2023 Vocational College Skills Competition Secondary Vocational Group - Big Data Application and Service Competition Task Book Test Questions


1. Competition content
This test paper includes three modules: database system operation and maintenance, data collection and processing, and big data application development. The test paper is full of 100 points.
2. Competition time
Competition time: 240 minutes in total.
3. Requirements for competition matters
1. Contestants are not allowed to bring communication equipment and other items into the venue. It is strictly prohibited to mark any information of the competition team anywhere in the program and running results.
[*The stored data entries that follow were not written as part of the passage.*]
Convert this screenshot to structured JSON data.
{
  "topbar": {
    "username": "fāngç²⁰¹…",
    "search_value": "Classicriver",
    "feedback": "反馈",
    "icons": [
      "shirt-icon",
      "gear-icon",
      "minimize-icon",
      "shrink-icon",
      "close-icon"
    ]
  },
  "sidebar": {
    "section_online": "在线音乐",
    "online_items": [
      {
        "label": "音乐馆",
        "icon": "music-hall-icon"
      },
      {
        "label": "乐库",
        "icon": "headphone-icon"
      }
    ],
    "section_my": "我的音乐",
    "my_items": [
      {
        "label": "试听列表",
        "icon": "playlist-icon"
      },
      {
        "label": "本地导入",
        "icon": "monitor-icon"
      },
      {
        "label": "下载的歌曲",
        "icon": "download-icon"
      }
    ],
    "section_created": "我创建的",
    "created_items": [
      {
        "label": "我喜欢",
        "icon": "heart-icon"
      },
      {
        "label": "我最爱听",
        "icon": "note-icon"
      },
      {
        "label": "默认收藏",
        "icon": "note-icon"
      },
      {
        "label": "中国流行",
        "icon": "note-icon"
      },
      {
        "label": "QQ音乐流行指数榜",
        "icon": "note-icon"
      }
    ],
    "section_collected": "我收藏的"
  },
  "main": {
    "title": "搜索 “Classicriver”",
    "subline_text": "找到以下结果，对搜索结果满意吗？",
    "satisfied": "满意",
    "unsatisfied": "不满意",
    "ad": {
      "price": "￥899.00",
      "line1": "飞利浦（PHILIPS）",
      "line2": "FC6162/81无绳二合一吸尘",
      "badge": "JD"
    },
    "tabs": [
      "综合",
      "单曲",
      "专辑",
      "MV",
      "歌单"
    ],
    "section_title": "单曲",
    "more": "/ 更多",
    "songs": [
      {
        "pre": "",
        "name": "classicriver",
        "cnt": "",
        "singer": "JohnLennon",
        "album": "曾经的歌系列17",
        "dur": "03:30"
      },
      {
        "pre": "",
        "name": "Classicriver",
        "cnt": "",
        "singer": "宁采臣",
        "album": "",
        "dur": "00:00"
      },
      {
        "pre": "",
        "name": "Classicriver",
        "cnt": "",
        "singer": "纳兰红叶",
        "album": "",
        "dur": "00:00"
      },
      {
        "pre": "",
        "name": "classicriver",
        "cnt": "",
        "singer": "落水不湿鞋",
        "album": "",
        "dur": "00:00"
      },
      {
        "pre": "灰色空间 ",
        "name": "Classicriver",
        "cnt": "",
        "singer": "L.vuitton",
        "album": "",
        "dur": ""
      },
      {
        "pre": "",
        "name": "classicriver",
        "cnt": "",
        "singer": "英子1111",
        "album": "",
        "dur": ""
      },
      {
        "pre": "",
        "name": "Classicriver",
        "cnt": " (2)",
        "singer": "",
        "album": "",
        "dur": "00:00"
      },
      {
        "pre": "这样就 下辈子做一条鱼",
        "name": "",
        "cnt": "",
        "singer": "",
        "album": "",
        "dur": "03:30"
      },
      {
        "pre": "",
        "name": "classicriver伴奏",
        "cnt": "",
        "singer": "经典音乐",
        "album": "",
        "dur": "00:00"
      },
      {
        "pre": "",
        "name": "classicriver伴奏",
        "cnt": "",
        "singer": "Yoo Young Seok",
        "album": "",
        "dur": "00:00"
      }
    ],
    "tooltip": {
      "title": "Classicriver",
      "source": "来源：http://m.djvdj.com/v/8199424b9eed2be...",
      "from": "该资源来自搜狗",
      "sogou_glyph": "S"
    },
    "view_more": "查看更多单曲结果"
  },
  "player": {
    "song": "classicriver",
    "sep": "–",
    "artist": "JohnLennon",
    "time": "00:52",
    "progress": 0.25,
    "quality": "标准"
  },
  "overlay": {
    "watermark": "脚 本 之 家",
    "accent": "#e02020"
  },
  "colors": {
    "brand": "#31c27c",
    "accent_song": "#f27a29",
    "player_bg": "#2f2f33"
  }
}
Violators will be treated as cheating.
2. Please check whether the listed hardware equipment, software list, and material list are complete according to the competition environment provided by the competition, and whether the computer equipment can be used normally.
3. Before the end of the competition, integrate the operation process and result data of each test question, and submit complete documents, codes, screenshots and other competition results to the designated directory.
4. At the end of the competition, the answering channel will be closed in the backstage, and all items used in the competition (including test papers and manuscript papers) are prohibited from being taken away from the competition venue.

Module 1: Database system operation and maintenance (25 points)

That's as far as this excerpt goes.